SAN SALVADOR, El Salvador (AP) - President Nayib Bukele said Tuesday he will obey a Supreme Court order that he stop pressuring lawmakers to approve a $109 million loan he is seeking to bolster El Salvador’s fight against gangs, lowering tensions after military and police were deployed to the congress over the weekend.
“Although we do not agree with what was resolved by (the court) … we will obey the order that was issued,” Bukele said in a statement.
The ruling Monday evening ordered the president not to use security forces in “activities contrary to established constitutional ends,” after he went to the Legislative Assembly building the previous day accompanied by hundreds of supporters as well as heavily armed officers and troops, including some special forces and sharpshooters who were posted on rooftops.
The scene provoked criticism both home and abroad, and calls for Bukele to respect democratic institutions.
The Supreme Court also ordered the defense minister and the head of national police not to deploy their forces for activities outside what’s in their legal purview and demanded the Council of Ministers end efforts to call an extraordinary session of congress to consider approval of the loan.
Bukele had called on lawmakers to attend such a session Sunday, but only 22 of the 84 members appeared. Lawmakers have said they want more time to consider the plan and they want more details before voting.
Members of a congressional commission met Tuesday to seek consensus but recessed until Monday.
Treasury Minister Nelson Fuentes said the court ruling would be heeded but does not bar the government from boosting security efforts.
“We will continue talks to reach the necessary political agreements and so that the security budgets are approved,” Fuentes said. “We will come to the Assembly as many times as necessary.”
Bukele’s initial response to the court ruling was to tweet that “the system protects itself. And that is how things remained the same,” though he later issued the statement saying he would heed the ruling.
“I think it is very positive that they agreed to obey the rule of law. Fortunately they have reconsidered and that gives the country peace,” said analyst Juan Carlos González Saca of the Jose Matias Delgado University.

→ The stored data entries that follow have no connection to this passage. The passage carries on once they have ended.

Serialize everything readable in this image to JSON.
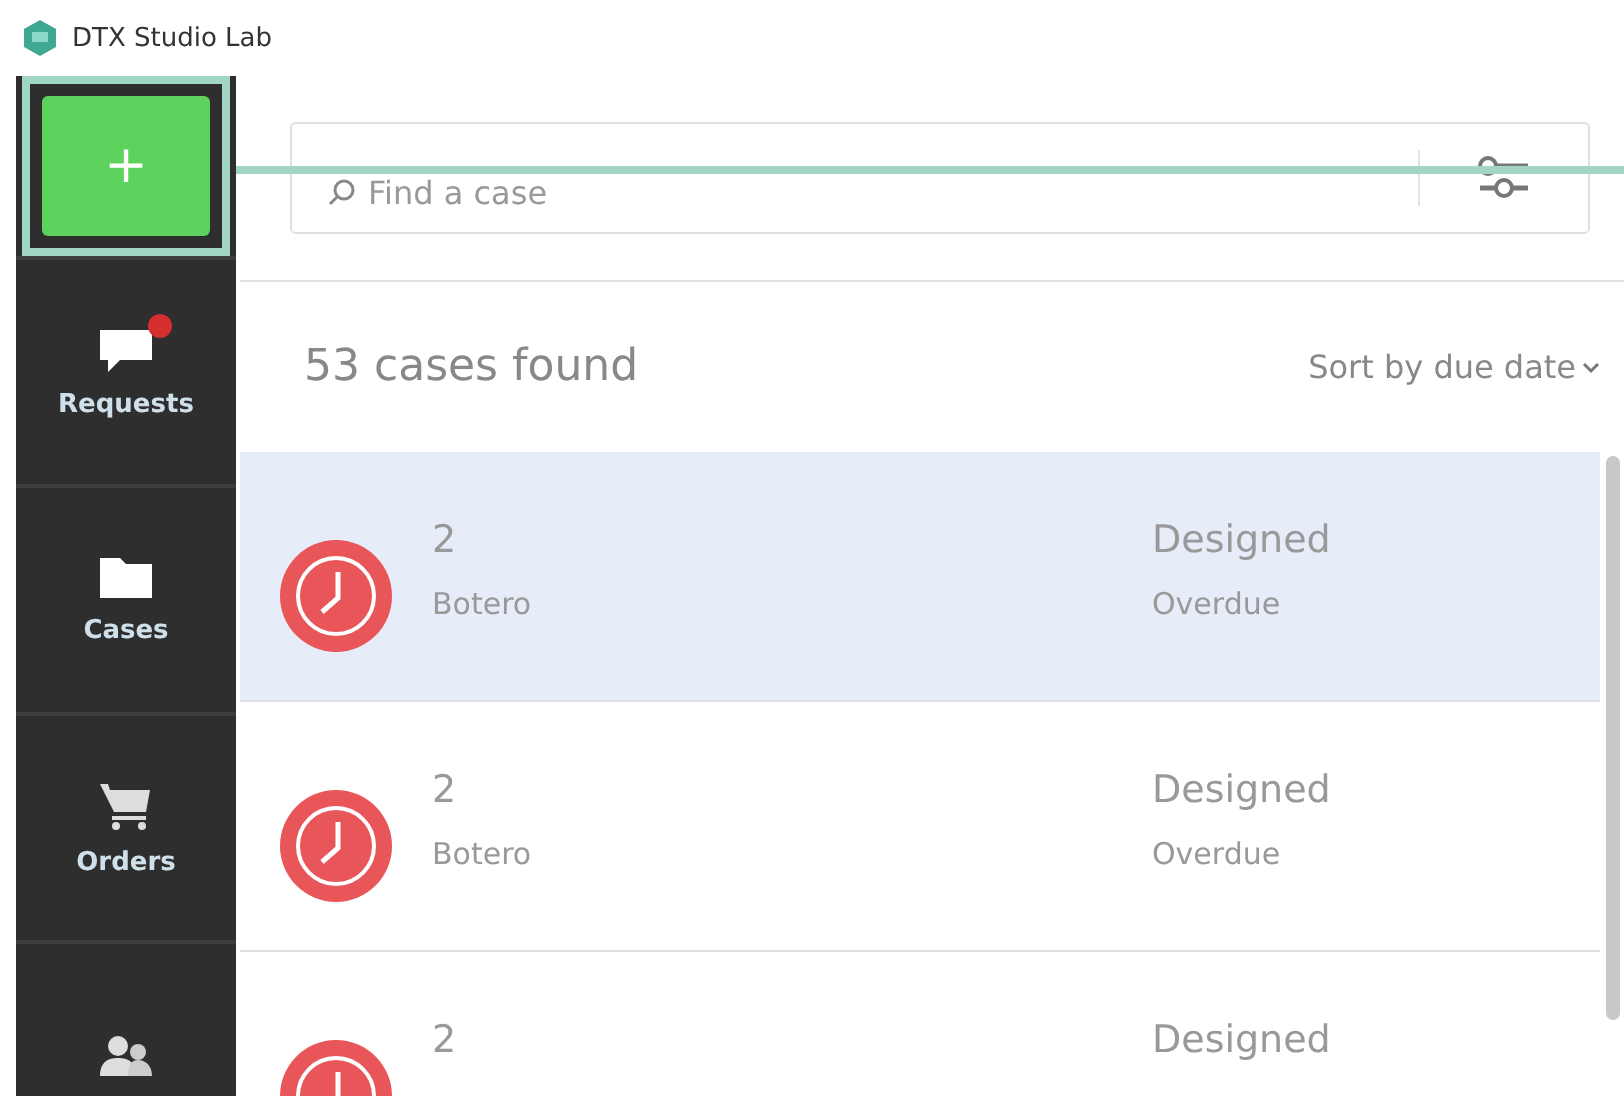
{
  "window": {
    "title": "DTX Studio Lab"
  },
  "new_button": {
    "label": "+",
    "highlighted": true
  },
  "sidebar": {
    "items": [
      {
        "kind": "requests",
        "label": "Requests",
        "badge": true
      },
      {
        "kind": "cases",
        "label": "Cases",
        "badge": false
      },
      {
        "kind": "orders",
        "label": "Orders",
        "badge": false
      },
      {
        "kind": "contacts",
        "badge": false
      }
    ]
  },
  "search": {
    "placeholder": "Find a case"
  },
  "results": {
    "count": "53 cases found",
    "sort": "Sort by due date"
  },
  "cases": [
    {
      "number": "2",
      "name": "Botero",
      "status": "Designed",
      "due": "Overdue",
      "selected": true
    },
    {
      "number": "2",
      "name": "Botero",
      "status": "Designed",
      "due": "Overdue",
      "selected": false
    },
    {
      "number": "2",
      "status": "Designed",
      "selected": false
    }
  ]
}
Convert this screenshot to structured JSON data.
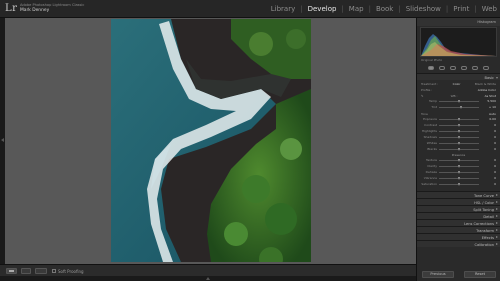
{
  "app": {
    "logo_text": "Lr",
    "catalog_line": "Adobe Photoshop Lightroom Classic",
    "user_name": "Mark Denney"
  },
  "modules": [
    {
      "label": "Library",
      "active": false
    },
    {
      "label": "Develop",
      "active": true
    },
    {
      "label": "Map",
      "active": false
    },
    {
      "label": "Book",
      "active": false
    },
    {
      "label": "Slideshow",
      "active": false
    },
    {
      "label": "Print",
      "active": false
    },
    {
      "label": "Web",
      "active": false
    }
  ],
  "right_panel": {
    "histogram_title": "Histogram",
    "histogram_info": "Original Photo",
    "basic_title": "Basic",
    "treatment_label": "Treatment :",
    "treatment_color": "Color",
    "treatment_bw": "Black & White",
    "profile_label": "Profile :",
    "profile_value": "Adobe Color",
    "wb_label": "WB :",
    "wb_value": "As Shot",
    "sliders_wb": [
      {
        "label": "Temp",
        "value": "5,500",
        "pos": 0.52
      },
      {
        "label": "Tint",
        "value": "+ 10",
        "pos": 0.55
      }
    ],
    "tone_label": "Tone",
    "tone_auto": "Auto",
    "sliders_tone": [
      {
        "label": "Exposure",
        "value": "0.00",
        "pos": 0.5
      },
      {
        "label": "Contrast",
        "value": "0",
        "pos": 0.5
      },
      {
        "label": "Highlights",
        "value": "0",
        "pos": 0.5
      },
      {
        "label": "Shadows",
        "value": "0",
        "pos": 0.5
      },
      {
        "label": "Whites",
        "value": "0",
        "pos": 0.5
      },
      {
        "label": "Blacks",
        "value": "0",
        "pos": 0.5
      }
    ],
    "presence_label": "Presence",
    "sliders_presence": [
      {
        "label": "Texture",
        "value": "0",
        "pos": 0.5
      },
      {
        "label": "Clarity",
        "value": "0",
        "pos": 0.5
      },
      {
        "label": "Dehaze",
        "value": "0",
        "pos": 0.5
      },
      {
        "label": "Vibrance",
        "value": "0",
        "pos": 0.5
      },
      {
        "label": "Saturation",
        "value": "0",
        "pos": 0.5
      }
    ],
    "collapsed_sections": [
      "Tone Curve",
      "HSL / Color",
      "Split Toning",
      "Detail",
      "Lens Corrections",
      "Transform",
      "Effects",
      "Calibration"
    ],
    "previous_button": "Previous",
    "reset_button": "Reset"
  },
  "toolbar": {
    "soft_proofing_label": "Soft Proofing"
  },
  "colors": {
    "panel_bg": "#2a2a2a",
    "canvas_bg": "#585858",
    "active_module": "#e6e6e6"
  }
}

“They realized they committed a mistake, that it was not correct,” González Saca said, adding that Bukele’s popularity could be hurt by the recent events. “Not a single civil society organization in El Salvador or international body supported that action.”
In his judgment, the president will retain a strong base of support however, because his opposition is largely weakened and discredited.
Bukele intends the loan to fund phase three of an anti-crime initiative that the government and some analysts say has helped lower the murder rate in the gang-plagued country.
Just a few years removed from posting the world’s highest homicide rate, El Salvador recorded an average of 3.8 killings per day in January according to official figures, making it the least deadly month in the country since peace accords were signed in 1992 ending over a decade of civil war.
Last June, when Bukele took office, the country had 9.2 murders per day.
The president says that’s thanks to a nationwide deployment of police and troops.
González Saca said the reduction in homicides has been the government’s main achievement so far and many Salvadorans look favorably on the anti-crime initiative.